First try to learn the technique without time pressure, once you have that covered you can start timing yourself when you take mock exams. A good way to ensure you are managing your time properly is to create a checkpoint at this stage. Knowing which question you are supposed to be answering at any given time can help you stay on track.
When tackling each type of question, remember to take the time to thoroughly read each of them and avoid unnecessary mistakes. Ranking questions will ask you to place answers on a scale from most to least likely. Always start by ranking the first and last ones. Because of how the scoring system is designed, by getting the extremes correct you can receive a minimum score of 16 out of 20. Then move on to second and fourth, leaving the middle one for last. Remember to always attempt to answer each question, even when you are unsure.
Multiple-choice questions will provide a scenario and three different possible answers to choose from. Make sure to have prepared and recognised buzzwords to look out for. Words like 'Explore' or 'Listen' are more positive compared to 'Tell', which can be considered more aggressive. Try to relate each question to the GDC standards, by matching them you are more likely to respond correctly.

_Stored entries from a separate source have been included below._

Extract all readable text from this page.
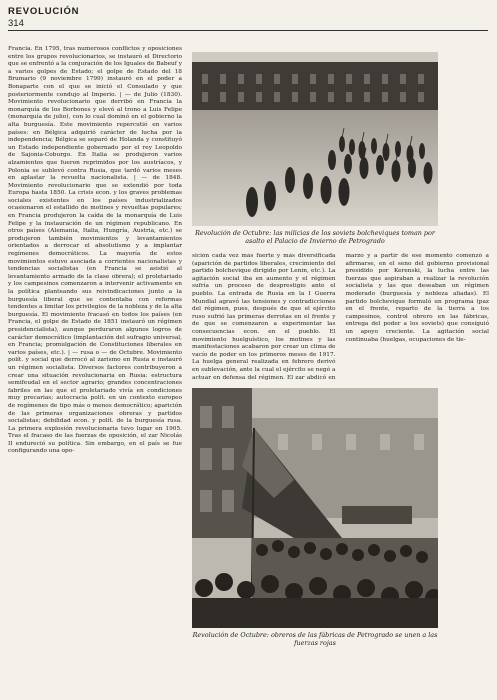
REVOLUCIÓN
314

Francia. En 1795, tras numerosos conflictos y oposiciones entre los grupos revolucionarios, se instauró el Directorio que se enfrentó a la conjuración de los Iguales de Babeuf y a varios golpes de Estado; el golpe de Estado del 18 Brumario (9 noviembre 1799) instauró en el poder a Bonaparte con el que se inició el Consulado y que posteriormente condujo al Imperio. | — de Julio (1830). Movimiento revolucionario que derribó en Francia la monarquía de los Borbones y elevó al trono a Luis Felipe (monarquía de julio), con lo cual dominó en el gobierno la alta burguesía. Este movimiento repercutió en varios países: en Bélgica adquirió carácter de lucha por la independencia; Bélgica se separó de Holanda y constituyó un Estado independiente gobernado por el rey Leopoldo de Sajonia-Coburgo. En Italia se produjeron varios alzamientos que fueron reprimidos por los austríacos, y Polonia se sublevó contra Rusia, que tardó varios meses en aplastar la revuelta nacionalista. | — de 1848. Movimiento revolucionario que se extendió por toda Europa hasta 1850. La crisis econ. y los graves problemas sociales existentes en los países industrializados ocasionaron el estallido de motines y revueltas populares; en Francia produjeron la caída de la monarquía de Luis Felipe y la instauración de un régimen republicano. En otros países (Alemania, Italia, Hungría, Austria, etc.) se produjeron también movimientos y levantamientos orientados a derrocar el absolutismo y a implantar regímenes democráticos. La mayoría de estos movimientos estuvo asociada a corrientes nacionalistas y tendencias socialistas (en Francia se asistió al levantamiento armado de la clase obrera); el proletariado y los campesinos comenzaron a intervenir activamente en la política planteando sus reivindicaciones junto a la burguesía liberal que se contentaba con reformas tendentes a limitar los privilegios de la nobleza y de la alta burguesía. El movimiento fracasó en todos los países (en Francia, el golpe de Estado de 1851 instauró un régimen presidencialista), aunque perduraron algunos logros de carácter democrático (implantación del sufragio universal, en Francia; promulgación de Constituciones liberales en varios países, etc.). | — rusa o — de Octubre. Movimiento polít. y social que derrocó al zarismo en Rusia e instauró un régimen socialista. Diversos factores contribuyeron a crear una situación revolucionaria en Rusia: estructura semifeudal en el sector agrario; grandes concentraciones fabriles en las que el proletariado vivía en condiciones muy precarias; autocracia polít. en un contexto europeo de regímenes de tipo más o menos democrático; aparición de las primeras organizaciones obreras y partidos socialistas; debilidad econ. y polít. de la burguesía rusa. La primera explosión revolucionaria tuvo lugar en 1905. Tras el fracaso de las fuerzas de oposición, el zar Nicolás II endureció su política. Sin embargo, en el país se fue configurando una opo-

Revolución de Octubre: las milicias de los soviets bolcheviques toman por asalto el Palacio de Invierno de Petrogrado

sición cada vez más fuerte y más diversificada (aparición de partidos liberales, crecimiento del partido bolchevique dirigido por Lenin, etc.). La agitación social iba en aumento y el régimen sufría un proceso de desprestigio ante el pueblo. La entrada de Rusia en la I Guerra Mundial agravó las tensiones y contradicciones del régimen, pues, después de que el ejército ruso sufrió las primeras derrotas en el frente y de que se comenzaron a experimentar las consecuencias econ. en el pueblo. El movimiento huelguístico, los motines y las manifestaciones acabaron por crear un clima de vacío de poder en los primeros meses de 1917. La huelga general realizada en febrero derivó en sublevación, ante la cual el ejército se negó a actuar en defensa del régimen. El zar abdicó en marzo y a partir de ese momento comenzó a afirmarse, en el seno del gobierno provisional presidido por Kerenski, la lucha entre las fuerzas que aspiraban a realizar la revolución socialista y las que deseaban un régimen moderado (burguesía y nobleza aliadas). El partido bolchevique formuló un programa (paz en el frente, reparto de la tierra a los campesinos, control obrero en las fábricas, entrega del poder a los soviets) que consiguió un apoyo creciente. La agitación social continuaba (huelgas, ocupaciones de tie-

Revolución de Octubre: obreros de las fábricas de Petrogrado se unen a las fuerzas rojas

Everything you need to know about your Situational Judgement Test
As long as you prepared and did your best on the day, there is really nothing to worry about. In many cases, scoring lower on the test means that you might not be placed where you were looking for. However, everything happens for a reason, make the best out of your experience and try to learn as much as possible from it. Different practices will bring invaluable knowledge that you can take with you for the rest of your career.
To maximise your chances of receiving a place, make sure to preference all available places. If you limit the geographical areas or schemes where you are willing to work, there is a risk that you will 'preference yourself out'. This means that you may not rank highly enough to receive a place in your top choices and won't be eligible for schemes you have not preferenced but that might have places. In case you preferenced all schemes but rank relatively low, do not worry, usually there are enough places for UK graduates eligible to train.
If you are offered a place for which you have a low preference, try to remember that your placement only lasts for one year, afterwards you will be able to go back to the area that you prefer. Make the best of your time there and remember that Educational Supervisors work hard to provide the best possible training environment for you.